Selexis SA is the global leader in cell line development with best-in-class modular technology and highly specialized solutions that enable the life sciences industry to rapidly discover, develop and commercialize innovative biologic medicines and vaccines. Global partners are utilizing Selexis technologies to advance more than 130 drug products in clinical development and the manufacture of seven commercial products. As part of a comprehensive drug development process, the Company’s technologies shorten development timelines and reduce manufacturing risks.
Over the past three decades, biotechnology has changed the face of modern medicine and our ability to treat, manage and prevent a wide variety of diseases – from cancer to autoimmune disorders – with recombinant protein therapeutics. Nearly 70% of all recombinant protein therapeutics marketed today are manufactured in Chinese hamster ovary (CHO) cells. Today, scientists and doctors are addressing complicated and intractable diseases by developing complex protein therapeutics such as bi- and tri-specific proteins, DARPins, triabodies, novel scaffolds decorated with peptides, enzymes and growth factors, etc. While this can be great news for patients, these non-natural scaffolds are often difficult to express in CHO cells at commercially viable levels.
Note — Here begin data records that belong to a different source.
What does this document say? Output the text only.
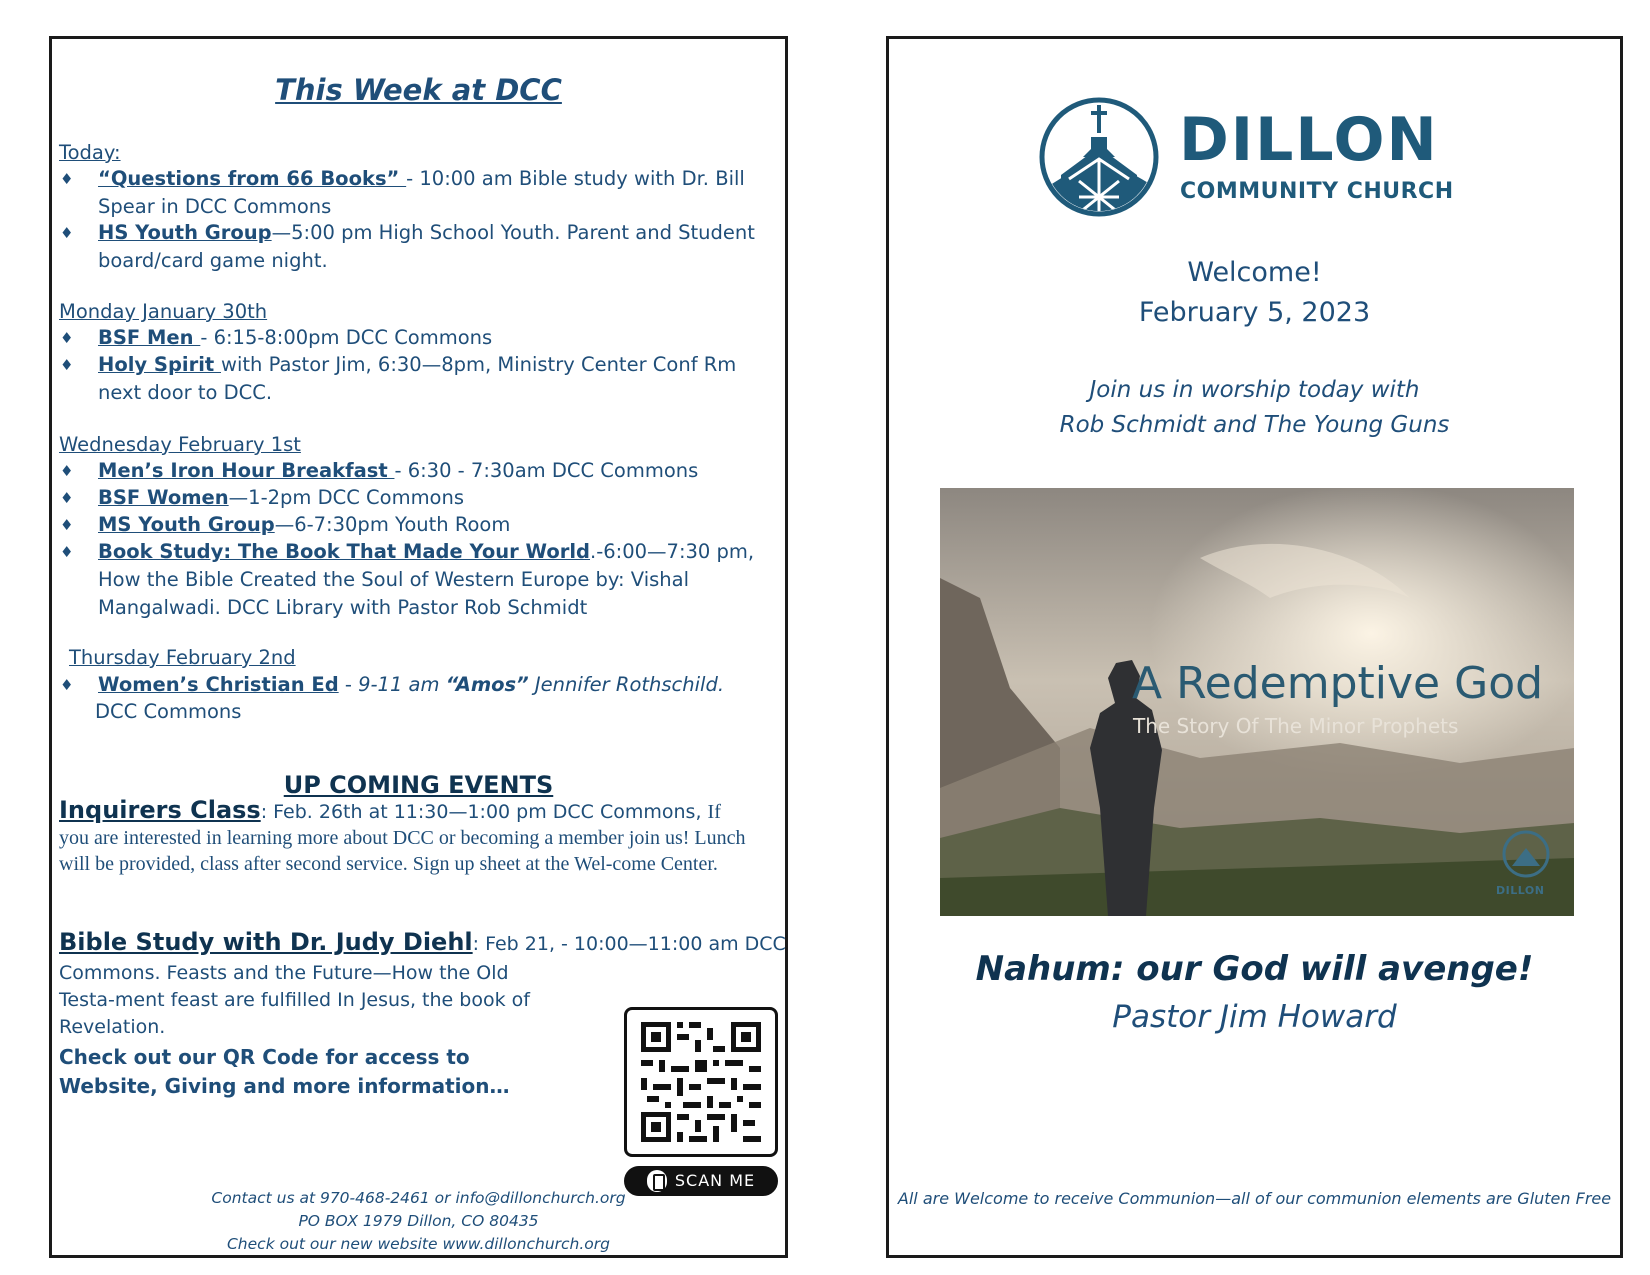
This Week at DCC
Today:
♦ “Questions from 66 Books” - 10:00 am Bible study with Dr. Bill Spear in DCC Commons
♦ HS Youth Group—5:00 pm High School Youth. Parent and Student board/card game night.
Monday January 30th
♦ BSF Men - 6:15-8:00pm DCC Commons
♦ Holy Spirit with Pastor Jim, 6:30—8pm, Ministry Center Conf Rm next door to DCC.
Wednesday February 1st
♦ Men’s Iron Hour Breakfast - 6:30 - 7:30am DCC Commons
♦ BSF Women—1-2pm DCC Commons
♦ MS Youth Group—6-7:30pm Youth Room
♦ Book Study: The Book That Made Your World.-6:00—7:30 pm, How the Bible Created the Soul of Western Europe by: Vishal Mangalwadi. DCC Library with Pastor Rob Schmidt
Thursday February 2nd
♦ Women’s Christian Ed - 9-11 am “Amos” Jennifer Rothschild.
DCC Commons
UP COMING EVENTS
Inquirers Class: Feb. 26th at 11:30—1:00 pm DCC Commons, If you are interested in learning more about DCC or becoming a member join us! Lunch will be provided, class after second service. Sign up sheet at the Wel-come Center.
Bible Study with Dr. Judy Diehl: Feb 21, - 10:00—11:00 am DCC
Commons. Feasts and the Future—How the Old Testa-ment feast are fulfilled In Jesus, the book of Revelation.
Check out our QR Code for access to Website, Giving and more information…
SCAN ME
Contact us at 970-468-2461 or info@dillonchurch.org
PO BOX 1979 Dillon, CO 80435
Check out our new website www.dillonchurch.org
DILLON
COMMUNITY CHURCH
Welcome!
February 5, 2023
Join us in worship today with
Rob Schmidt and The Young Guns
A Redemptive God
The Story Of The Minor Prophets
DILLON
Nahum: our God will avenge!
Pastor Jim Howard
All are Welcome to receive Communion—all of our communion elements are Gluten Free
The pressures on the CHO expression system to express these novel and complex proteins led Selexis to develop a series of new modules for its technology platform that address issues such as transcription, translation, glycosylation, folding and secretion bottlenecks. These modules allow the identification of lead candidate clones that will ultimately be used for biologics manufacturing. To mitigate the risks associated with biologics manufacturing, Selexis has developed modules based on next generation sequencing (NGS) methods for the comprehensive genetic characterization, clonality assessment and authentication of manufacturing cell lines.
Selexis believes in the promise of these newer biologics and have committed significant resources to ensure their technologies can meet the new expression challenges that these non-natural proteins present.